The band started up again and Emelina's mood quickly lifted. Our food arrived and Mason snapped back to the table. Emelina resettled the baby in the rickety high chair. "So you're going up to the rez with Loyd tomorrow," she said, her eyes twinkling. "This is getting serious. If I was your mother I'd tell you to wear garlic around your neck." She dipped the tip of her spoon into her refried beans and fed it to the baby. He took the spicy brown mush like manna from heaven. "But since I'm not your mother," she said soberly, "I'd advise you to wear nice-looking underwear."

She embarrassed me. "It's nothing serious," I said. "We're not exactly couple material, are we? Me and Loyd-with-one-L."

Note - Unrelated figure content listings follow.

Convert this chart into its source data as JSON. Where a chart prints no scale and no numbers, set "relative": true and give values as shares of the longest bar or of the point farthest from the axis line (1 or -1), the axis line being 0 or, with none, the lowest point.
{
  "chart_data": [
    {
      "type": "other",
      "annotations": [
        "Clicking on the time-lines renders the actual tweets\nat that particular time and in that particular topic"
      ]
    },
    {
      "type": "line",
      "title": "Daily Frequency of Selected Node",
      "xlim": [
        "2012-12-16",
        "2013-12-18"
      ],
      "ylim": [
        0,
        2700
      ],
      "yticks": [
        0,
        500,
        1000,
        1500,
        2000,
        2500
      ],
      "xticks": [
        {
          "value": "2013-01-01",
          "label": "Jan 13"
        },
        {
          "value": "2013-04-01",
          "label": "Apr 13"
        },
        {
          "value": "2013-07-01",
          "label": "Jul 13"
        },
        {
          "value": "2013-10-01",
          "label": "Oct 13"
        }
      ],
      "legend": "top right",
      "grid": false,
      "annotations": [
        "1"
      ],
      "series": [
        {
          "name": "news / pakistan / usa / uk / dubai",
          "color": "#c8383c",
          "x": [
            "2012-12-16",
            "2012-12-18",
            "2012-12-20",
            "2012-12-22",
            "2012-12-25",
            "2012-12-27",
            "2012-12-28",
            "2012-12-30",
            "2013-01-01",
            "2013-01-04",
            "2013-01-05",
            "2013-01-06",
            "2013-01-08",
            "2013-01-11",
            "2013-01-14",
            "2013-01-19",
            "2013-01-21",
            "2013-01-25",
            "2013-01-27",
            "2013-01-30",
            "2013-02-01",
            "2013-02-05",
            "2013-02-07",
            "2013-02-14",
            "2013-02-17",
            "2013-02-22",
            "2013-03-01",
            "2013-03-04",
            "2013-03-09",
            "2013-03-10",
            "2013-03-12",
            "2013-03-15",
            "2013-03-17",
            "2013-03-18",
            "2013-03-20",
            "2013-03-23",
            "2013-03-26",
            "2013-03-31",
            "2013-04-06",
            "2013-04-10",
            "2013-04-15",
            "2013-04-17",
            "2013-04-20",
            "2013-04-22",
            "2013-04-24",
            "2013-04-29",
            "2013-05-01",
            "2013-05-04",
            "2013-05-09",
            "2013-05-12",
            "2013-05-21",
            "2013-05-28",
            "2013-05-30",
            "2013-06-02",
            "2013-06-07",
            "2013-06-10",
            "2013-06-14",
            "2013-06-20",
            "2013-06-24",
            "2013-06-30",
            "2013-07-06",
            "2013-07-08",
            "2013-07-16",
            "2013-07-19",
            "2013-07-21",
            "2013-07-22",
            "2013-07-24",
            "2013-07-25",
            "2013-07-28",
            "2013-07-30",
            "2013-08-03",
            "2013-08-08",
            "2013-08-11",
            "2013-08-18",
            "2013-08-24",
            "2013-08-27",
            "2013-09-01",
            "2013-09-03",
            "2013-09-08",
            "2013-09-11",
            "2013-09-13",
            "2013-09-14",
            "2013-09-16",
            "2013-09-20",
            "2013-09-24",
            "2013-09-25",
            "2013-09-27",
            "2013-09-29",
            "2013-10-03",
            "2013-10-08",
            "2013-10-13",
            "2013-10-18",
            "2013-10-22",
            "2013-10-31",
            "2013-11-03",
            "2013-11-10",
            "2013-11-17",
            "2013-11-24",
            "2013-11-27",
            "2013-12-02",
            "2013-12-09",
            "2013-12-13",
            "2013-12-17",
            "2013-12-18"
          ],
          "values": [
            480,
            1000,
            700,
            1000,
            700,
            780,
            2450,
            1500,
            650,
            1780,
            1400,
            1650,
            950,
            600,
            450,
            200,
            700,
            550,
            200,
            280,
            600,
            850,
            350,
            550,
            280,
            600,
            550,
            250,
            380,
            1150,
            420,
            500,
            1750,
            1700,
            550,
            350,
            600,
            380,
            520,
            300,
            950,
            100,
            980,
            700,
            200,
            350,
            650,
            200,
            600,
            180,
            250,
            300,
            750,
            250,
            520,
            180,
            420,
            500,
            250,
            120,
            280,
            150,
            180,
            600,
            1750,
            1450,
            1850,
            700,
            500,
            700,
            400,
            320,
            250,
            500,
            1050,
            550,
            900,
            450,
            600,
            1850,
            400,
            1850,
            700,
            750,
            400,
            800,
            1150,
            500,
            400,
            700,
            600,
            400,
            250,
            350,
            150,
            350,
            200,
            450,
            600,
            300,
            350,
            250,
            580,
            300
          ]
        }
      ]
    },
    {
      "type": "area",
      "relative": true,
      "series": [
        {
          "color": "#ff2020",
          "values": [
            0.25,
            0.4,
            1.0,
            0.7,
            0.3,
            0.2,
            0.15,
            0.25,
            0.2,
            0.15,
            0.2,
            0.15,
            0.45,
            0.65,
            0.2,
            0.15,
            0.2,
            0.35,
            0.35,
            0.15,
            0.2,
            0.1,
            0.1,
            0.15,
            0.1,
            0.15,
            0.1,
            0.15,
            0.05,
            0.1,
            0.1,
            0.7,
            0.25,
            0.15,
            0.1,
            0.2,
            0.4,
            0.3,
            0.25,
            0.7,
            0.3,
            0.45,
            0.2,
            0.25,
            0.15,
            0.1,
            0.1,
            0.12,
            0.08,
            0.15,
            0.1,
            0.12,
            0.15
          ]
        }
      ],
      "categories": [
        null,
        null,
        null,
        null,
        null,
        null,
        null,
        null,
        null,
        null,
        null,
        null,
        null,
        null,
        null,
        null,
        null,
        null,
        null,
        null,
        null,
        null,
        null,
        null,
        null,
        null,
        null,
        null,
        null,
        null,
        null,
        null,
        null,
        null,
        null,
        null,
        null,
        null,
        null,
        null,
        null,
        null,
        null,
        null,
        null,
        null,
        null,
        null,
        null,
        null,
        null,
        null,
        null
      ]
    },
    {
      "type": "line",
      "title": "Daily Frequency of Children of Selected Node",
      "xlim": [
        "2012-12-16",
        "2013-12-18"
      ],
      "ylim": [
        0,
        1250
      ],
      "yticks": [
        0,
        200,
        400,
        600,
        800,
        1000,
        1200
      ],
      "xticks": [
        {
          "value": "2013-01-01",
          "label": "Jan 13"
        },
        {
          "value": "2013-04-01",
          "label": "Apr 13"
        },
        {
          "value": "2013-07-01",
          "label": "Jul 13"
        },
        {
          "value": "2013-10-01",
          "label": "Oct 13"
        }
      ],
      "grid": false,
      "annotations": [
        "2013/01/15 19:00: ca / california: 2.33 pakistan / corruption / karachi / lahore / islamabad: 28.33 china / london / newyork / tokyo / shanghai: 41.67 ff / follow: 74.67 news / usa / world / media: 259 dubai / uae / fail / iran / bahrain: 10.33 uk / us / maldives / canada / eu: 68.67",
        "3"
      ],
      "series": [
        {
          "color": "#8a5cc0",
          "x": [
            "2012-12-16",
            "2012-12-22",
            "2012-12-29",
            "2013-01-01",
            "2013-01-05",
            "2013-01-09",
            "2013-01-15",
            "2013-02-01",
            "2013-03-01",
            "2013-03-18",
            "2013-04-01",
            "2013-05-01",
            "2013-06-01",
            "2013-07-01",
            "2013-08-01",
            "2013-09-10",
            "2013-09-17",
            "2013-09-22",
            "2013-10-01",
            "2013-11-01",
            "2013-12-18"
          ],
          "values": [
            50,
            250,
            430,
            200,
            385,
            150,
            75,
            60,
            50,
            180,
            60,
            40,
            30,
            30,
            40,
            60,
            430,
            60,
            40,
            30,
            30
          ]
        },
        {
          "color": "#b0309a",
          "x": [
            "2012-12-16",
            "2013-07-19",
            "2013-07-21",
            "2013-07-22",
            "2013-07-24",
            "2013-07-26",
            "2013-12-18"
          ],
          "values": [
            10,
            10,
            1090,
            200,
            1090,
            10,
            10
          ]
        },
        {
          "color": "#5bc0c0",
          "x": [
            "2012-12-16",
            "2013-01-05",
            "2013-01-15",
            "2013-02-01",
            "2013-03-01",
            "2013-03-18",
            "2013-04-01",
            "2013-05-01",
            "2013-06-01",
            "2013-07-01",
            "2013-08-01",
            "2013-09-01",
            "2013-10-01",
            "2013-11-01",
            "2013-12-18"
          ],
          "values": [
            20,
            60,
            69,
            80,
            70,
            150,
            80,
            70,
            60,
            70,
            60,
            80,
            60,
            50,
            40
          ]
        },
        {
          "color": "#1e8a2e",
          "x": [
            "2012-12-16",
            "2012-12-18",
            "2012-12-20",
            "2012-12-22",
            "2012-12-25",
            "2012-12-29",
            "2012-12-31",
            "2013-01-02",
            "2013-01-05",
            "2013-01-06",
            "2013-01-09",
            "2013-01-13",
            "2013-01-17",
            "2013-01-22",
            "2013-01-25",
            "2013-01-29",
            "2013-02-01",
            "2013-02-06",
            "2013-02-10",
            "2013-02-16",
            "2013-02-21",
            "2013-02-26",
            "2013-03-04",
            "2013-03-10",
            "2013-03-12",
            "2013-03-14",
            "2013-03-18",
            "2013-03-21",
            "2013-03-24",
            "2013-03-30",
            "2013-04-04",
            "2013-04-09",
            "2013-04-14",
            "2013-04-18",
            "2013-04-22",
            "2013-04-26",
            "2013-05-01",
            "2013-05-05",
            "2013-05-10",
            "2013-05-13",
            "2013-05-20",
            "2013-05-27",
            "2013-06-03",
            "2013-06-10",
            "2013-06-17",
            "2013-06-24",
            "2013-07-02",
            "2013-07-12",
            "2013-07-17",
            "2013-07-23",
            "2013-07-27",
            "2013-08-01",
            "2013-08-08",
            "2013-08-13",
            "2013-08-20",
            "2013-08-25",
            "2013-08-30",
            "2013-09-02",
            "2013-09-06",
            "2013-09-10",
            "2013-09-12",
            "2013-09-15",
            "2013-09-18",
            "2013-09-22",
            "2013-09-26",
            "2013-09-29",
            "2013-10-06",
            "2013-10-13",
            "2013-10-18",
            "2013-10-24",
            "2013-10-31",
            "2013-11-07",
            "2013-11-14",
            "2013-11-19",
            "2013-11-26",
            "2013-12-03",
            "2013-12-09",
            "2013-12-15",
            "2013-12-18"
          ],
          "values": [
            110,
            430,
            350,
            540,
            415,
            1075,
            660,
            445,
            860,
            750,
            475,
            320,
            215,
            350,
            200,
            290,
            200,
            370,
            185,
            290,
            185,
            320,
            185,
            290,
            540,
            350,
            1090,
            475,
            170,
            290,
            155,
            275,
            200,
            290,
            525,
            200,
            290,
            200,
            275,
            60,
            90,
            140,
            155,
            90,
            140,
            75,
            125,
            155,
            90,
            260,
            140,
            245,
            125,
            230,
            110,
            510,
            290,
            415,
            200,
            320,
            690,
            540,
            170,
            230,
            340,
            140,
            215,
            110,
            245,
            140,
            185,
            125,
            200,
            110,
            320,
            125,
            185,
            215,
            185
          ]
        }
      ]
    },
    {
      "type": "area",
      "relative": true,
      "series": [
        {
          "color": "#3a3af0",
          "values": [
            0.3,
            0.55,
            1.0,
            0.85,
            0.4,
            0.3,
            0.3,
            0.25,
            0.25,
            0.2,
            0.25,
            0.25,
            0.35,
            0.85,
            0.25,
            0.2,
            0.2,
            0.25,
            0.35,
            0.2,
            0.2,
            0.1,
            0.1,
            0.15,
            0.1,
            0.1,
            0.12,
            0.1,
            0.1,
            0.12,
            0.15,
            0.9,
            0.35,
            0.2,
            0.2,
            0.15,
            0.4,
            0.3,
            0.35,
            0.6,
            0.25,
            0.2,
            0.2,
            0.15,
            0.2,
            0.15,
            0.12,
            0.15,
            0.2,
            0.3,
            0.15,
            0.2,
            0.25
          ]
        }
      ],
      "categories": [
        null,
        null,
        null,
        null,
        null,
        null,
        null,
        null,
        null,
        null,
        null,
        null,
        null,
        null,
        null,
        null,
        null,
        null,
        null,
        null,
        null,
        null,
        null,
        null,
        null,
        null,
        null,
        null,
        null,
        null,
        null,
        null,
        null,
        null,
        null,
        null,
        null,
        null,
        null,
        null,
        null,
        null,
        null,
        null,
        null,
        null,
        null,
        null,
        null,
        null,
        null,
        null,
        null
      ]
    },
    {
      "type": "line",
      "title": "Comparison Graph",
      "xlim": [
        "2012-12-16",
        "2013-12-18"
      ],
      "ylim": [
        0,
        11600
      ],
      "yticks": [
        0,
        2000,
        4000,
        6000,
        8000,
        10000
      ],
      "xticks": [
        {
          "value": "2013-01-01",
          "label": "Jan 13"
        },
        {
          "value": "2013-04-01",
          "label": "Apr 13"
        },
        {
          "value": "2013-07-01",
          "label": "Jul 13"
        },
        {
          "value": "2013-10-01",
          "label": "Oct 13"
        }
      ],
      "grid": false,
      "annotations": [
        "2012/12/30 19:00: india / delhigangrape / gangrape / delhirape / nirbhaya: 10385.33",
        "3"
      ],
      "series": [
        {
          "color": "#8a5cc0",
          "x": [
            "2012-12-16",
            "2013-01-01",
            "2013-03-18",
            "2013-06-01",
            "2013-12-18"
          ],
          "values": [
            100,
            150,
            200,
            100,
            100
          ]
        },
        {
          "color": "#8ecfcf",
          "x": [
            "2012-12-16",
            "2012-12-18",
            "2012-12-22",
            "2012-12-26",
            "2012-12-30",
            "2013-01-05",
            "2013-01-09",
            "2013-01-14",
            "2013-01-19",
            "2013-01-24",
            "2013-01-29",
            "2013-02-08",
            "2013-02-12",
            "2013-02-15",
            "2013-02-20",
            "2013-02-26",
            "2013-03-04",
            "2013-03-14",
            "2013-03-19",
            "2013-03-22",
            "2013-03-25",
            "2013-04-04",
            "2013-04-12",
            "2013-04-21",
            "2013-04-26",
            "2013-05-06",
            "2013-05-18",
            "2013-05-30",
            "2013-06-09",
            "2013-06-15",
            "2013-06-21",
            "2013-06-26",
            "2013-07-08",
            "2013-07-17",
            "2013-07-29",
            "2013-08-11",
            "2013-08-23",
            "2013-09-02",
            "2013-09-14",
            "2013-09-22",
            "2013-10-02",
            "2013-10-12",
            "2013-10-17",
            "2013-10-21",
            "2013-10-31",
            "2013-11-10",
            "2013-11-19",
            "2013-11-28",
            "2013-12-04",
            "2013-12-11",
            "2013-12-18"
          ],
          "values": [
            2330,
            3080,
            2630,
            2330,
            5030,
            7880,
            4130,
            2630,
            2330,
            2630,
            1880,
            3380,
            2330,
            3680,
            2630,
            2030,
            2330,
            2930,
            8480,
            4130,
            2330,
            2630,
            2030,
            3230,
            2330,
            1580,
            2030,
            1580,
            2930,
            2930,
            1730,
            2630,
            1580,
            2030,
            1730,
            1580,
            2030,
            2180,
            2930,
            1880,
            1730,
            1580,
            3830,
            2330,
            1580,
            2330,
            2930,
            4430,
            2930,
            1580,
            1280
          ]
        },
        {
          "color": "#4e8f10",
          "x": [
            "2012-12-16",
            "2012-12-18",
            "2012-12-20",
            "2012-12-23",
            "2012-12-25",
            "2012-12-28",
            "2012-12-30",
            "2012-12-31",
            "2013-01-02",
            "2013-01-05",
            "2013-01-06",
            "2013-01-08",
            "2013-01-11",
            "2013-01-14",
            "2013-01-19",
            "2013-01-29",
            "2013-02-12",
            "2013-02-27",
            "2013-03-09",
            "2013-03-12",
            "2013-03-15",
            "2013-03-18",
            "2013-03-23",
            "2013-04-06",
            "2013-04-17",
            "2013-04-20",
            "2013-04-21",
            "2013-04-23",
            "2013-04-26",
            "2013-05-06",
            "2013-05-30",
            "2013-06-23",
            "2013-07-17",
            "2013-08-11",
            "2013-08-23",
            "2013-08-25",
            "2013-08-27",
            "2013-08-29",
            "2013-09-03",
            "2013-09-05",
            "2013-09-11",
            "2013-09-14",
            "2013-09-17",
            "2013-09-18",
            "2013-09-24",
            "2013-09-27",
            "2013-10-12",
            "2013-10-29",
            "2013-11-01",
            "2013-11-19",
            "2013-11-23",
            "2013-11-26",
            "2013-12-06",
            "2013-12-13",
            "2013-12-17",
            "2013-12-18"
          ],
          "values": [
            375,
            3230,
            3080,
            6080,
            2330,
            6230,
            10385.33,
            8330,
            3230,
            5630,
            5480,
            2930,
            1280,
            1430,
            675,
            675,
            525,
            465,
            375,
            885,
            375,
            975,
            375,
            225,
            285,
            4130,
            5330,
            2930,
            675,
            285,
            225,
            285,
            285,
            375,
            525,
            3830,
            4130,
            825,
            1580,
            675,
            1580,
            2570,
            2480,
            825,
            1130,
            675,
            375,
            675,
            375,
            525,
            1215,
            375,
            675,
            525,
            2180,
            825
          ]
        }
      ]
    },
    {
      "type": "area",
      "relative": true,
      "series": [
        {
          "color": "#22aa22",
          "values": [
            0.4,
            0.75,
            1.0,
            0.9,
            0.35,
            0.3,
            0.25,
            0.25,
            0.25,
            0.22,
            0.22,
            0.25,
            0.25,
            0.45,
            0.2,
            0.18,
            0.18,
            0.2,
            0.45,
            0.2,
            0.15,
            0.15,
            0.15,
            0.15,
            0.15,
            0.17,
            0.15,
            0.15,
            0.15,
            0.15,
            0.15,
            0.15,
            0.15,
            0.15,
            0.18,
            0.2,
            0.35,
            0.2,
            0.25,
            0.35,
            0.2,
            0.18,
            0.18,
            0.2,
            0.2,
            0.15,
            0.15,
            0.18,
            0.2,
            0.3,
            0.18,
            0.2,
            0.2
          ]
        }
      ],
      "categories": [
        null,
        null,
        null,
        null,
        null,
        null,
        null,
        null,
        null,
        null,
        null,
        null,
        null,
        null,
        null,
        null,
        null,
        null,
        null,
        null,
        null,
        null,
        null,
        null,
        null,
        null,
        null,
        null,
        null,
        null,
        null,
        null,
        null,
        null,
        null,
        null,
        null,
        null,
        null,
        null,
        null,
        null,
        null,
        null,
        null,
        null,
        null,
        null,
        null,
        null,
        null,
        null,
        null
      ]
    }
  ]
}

She looked up, surprised. "He can't help how his name's spelled." She paused a minute, studying me. "What, you think Loyd's dumb?"

Now I had embarrassed myself. "No, I don't think that. I just can't see myself with a guy that's into cockfighting."

I'm sure Emelina suspected this was nowhere near the whole truth. She was thinking I did hold Loyd's misspelled name against him, and a lot of other things. That I couldn't see myself with a roughneck Apache hoghead who was her husband's best friend. I felt myself blush. I was just like Doc Homer, raising himself and Hallie and me up to be untouched by Grace.

"I'll tell you something, honey," Emelina said, pausing her spoon midway enroute to the baby's open mouth. "Half the women in this town, and not just the single ones, would give up Sunday breakfast to go to Whiteriver in that little red truck."

"I know that," I said, paying attention to my enchiladas. I didn't know how to apologize to Emelina without owning up to something I wasn't sure I felt. Strictly speaking, I didn't think I was better than Loyd and half the women in Grace. I was amazed, in fact, by Loyd's interest in me. I also didn't think it would last very long.